Ajai Chemmanam
Dealing with Outliers
Date: 2022-04-14
Written by Ajai Chemmanam

Vanishing & Exploding Gradient Problem

Outliers can be a nightmare for you if you don’t treat them properly. Outliers can cause problems during model fitting and also affect the evaluation metrics.

Here are some ways you can deal with outliers.

Box plots

Box plots are a visual method to identify outliers. Box plots is one of the many ways to visualize data distribution. Box plot plots the q1 (25th percentile), q2 (50th percentile or median) and q3 (75th percentile) of the data along with (q1–1.5*(q3-q1)) and (q3+1.5*(q3-q1)). Outliers, if any, are plotted as points above and below the plot.

IQR method

IQR method is used by box plot to highlight outliers. IQR stands for interquartile range, which is the difference between q3 (75th percentile) and q1 (25th percentile). The IQR method computes lower bound and upper bound to identify outliers. Lower Bound = q1–1.5IQR Upper Bound = q3+1.5IQR Any value below the lower bound and above the upper bound are considered to be outliers.

Z-Score

Z-score is a measure of a point’s relationship to the average of all points in the dataset.

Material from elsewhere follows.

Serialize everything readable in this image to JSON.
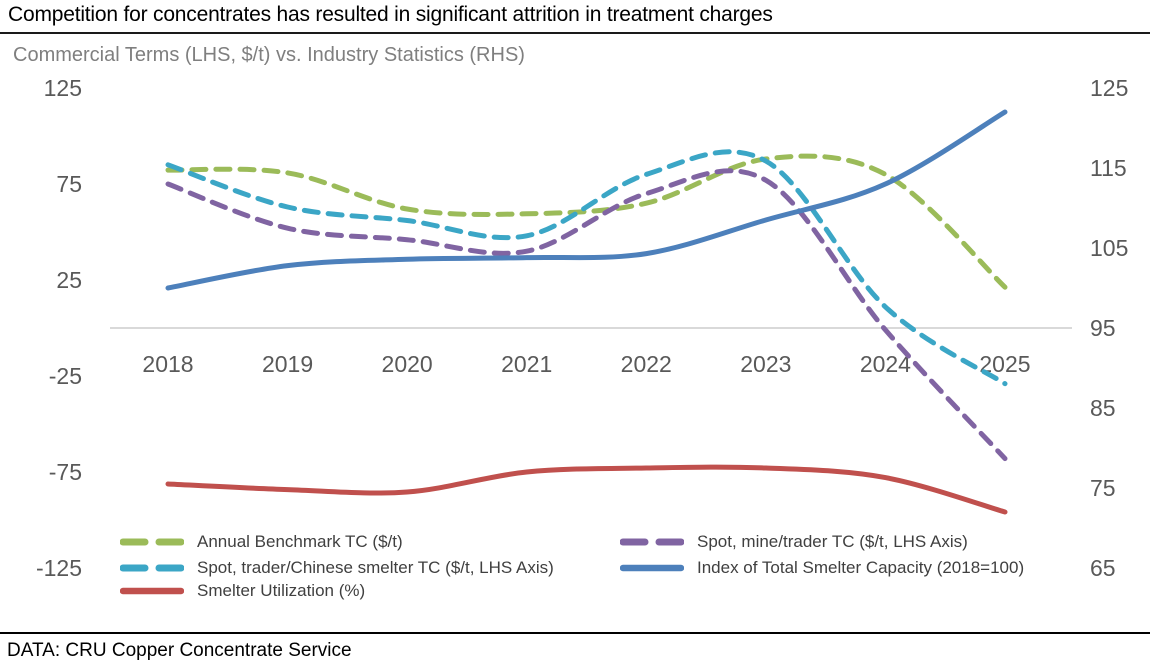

When scored, the values receive a positive or negative number. This number is the number of standard deviations above or below the average value.

Scatter plot

A scatter plot is a chart type that is normally used to observe and visually display the relationship between variables. The values of the variables are represented by dots. The positioning of the dots on the vertical and horizontal axis will inform the value of the respective data point

Violin plot

Violin plots also give insights into the data and helps in detecting outliers.